Right now I'm working with multiple regressions in JMP. I have Y as the abundance of bees in a certain area, and several X variables such a temperature, land use area, amount of flowers and so forth.
Right now I know the values of Y and X, and I'm trying to narrow the X variables down, so only 3-5 will remain as the significant variables determining bee-abundance.
Will I be able to, via JMP, to create a model where I'll be able to input new values and then get the corresponding Y (number of bees)? Say that I would like to examine the effect of a rise in temperature. I would like to be able to punch in the new temperature, and then get the new Y value. Sort of a prediction tool for bee abundance.
Once you have found the model that you think best fits your data you can choose "save columns/prediction formula" under the red triangle in the report (Fit Model platform).
A new column with the prediction formula for your model is created and if you add new rows and enter x values the corresponding Y-values is automatically calculated (however the model is not automatically re-fitted to the new data).
Then only problem with this method: The predicted column doesn't match the actual Y values that I have. Perhaps this this question reflects my JMP knowlegde, but shouldn't they be the same? I mean if I use my Y and X values to create a formular that can predict new Y values from new X values, shouldn't the formular be able to predict the old Y values from the old X values?
In regression, the Y is regarded as a random variable, i.e. it has some error, whereas the X is typically defined as constants (although often not the case in real problems). The prediction formula represents the "best" fit of the model to your actual data under the current model assumptions (e.g. linearity etc). The formula will rarely predict any of the original Y's exactly. Think of a simple linear regression: the line goes somewhere in the middle through the observed x-y pairs, only by chance a point intercepts the line.
In summary, the prediction formula should be able to predict your Y's reasonably well, but don't expect them to do any exact fits. However if the prediction is way off for the majority of the old Y's then the model is not good.
Thank you for clarifying that for me. It could be that my explanatory variables are a somewhat weak, since a portion of these are based on human assessment, grouping certain areas. These groups might not be the same from a bees perspective.
Nice with the profiler tool. :) I always find a useful to visualize my result. I will definitely be working some more with that.

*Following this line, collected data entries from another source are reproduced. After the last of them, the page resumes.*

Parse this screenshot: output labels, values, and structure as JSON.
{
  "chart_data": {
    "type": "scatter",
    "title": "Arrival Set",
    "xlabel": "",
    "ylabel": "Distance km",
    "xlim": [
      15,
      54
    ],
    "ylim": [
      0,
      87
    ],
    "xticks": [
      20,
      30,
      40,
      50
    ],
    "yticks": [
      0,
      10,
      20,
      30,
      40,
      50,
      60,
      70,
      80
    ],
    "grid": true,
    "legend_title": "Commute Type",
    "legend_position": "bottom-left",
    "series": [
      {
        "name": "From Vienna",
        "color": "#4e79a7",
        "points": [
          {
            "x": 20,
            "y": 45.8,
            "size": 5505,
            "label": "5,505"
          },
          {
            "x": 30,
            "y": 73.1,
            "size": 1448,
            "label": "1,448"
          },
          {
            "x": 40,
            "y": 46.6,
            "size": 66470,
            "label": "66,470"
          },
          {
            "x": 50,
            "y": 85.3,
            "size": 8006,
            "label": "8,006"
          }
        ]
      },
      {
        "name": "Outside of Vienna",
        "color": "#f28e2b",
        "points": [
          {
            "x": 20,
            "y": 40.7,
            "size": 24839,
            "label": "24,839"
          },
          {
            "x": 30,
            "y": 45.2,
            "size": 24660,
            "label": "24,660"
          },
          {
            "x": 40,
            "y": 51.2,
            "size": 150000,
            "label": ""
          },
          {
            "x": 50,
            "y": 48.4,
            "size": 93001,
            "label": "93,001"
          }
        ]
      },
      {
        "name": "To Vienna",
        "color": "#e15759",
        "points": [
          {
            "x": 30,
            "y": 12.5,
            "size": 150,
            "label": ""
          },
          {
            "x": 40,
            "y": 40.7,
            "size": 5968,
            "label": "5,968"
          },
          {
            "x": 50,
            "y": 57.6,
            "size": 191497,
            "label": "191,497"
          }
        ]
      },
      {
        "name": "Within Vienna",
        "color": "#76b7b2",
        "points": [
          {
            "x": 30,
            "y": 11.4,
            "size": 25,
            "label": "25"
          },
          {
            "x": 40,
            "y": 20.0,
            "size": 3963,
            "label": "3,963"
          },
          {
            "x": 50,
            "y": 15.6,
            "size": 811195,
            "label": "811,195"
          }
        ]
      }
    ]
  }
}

"Will I be able to, via JMP, to create a model where I'll be able to input new values and then get the corresponding Y (number of bees)?"

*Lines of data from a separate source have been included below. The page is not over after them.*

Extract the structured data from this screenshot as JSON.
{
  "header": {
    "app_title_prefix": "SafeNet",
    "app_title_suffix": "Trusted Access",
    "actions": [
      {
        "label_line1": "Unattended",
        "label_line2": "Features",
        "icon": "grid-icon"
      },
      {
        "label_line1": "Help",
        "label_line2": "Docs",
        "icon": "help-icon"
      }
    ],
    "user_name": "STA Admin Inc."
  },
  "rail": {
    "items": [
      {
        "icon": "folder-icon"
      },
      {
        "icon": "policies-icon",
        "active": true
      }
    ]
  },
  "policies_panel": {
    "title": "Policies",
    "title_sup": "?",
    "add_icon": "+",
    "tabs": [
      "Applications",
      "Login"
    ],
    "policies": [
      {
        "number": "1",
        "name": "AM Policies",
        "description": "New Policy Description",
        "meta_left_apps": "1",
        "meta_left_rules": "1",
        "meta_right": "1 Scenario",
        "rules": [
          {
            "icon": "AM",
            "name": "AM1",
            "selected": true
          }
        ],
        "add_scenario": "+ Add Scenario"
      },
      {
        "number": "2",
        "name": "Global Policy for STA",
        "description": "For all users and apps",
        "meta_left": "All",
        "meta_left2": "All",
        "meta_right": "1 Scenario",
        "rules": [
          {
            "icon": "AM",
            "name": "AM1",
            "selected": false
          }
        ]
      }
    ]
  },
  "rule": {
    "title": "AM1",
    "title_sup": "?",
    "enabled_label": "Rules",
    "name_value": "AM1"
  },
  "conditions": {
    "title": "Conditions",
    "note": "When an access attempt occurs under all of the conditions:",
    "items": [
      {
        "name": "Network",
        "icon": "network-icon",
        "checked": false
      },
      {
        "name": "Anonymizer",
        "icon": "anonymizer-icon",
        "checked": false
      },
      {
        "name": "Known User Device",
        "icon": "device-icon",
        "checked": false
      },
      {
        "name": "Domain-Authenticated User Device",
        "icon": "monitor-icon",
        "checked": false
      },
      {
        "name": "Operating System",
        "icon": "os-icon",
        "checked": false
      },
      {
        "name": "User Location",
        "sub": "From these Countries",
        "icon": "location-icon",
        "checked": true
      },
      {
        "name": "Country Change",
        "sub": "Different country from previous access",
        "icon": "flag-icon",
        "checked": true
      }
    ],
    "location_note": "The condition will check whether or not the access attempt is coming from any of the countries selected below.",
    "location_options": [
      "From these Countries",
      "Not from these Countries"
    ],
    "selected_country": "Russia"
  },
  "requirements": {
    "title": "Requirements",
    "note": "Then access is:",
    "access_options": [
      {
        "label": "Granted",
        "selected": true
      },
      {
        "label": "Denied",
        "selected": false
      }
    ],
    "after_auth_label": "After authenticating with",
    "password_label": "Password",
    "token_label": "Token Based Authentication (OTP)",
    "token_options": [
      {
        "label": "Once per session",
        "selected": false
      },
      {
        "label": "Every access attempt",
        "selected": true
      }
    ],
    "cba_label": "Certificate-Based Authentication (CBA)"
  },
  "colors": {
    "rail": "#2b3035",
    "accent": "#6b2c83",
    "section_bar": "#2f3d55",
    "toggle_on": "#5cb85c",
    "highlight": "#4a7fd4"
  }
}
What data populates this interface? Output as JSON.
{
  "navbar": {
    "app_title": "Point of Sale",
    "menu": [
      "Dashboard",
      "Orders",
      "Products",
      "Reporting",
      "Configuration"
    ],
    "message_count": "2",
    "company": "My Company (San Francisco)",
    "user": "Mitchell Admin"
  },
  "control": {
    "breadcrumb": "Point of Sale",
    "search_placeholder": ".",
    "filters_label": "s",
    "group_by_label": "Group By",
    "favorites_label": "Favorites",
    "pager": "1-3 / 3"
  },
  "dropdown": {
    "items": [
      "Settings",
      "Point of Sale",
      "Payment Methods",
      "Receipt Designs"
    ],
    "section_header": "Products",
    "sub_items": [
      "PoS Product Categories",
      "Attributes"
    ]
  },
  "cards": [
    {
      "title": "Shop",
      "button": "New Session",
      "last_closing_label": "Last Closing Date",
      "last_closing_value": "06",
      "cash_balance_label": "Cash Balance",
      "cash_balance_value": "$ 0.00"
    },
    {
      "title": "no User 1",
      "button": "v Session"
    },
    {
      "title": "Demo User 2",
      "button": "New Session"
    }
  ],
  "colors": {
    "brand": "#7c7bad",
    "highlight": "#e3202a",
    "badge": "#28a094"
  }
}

The answer to this is yes. In the Fit Model platform, from the main hot spot (red triangle) for the model, you can select Factor Profiling > Profiler.
This will give you interactive graphs showing the effect of each X on Y.
There is a vertical dotted red line on each graph ... you can drag this to change the X value for the prediction that shows on the Y axis. The current X value is shown as a red number just below the x-axis ... you can over-type this number to enter directly the value of X for which you want to make the prediction.
The prediction is based on the model, and is only as good as the model, which in turn is dependent on the X's you have in the model (i.e. do you have data that can act as predictors) and the structure of the model (e.g. interactions between predictors).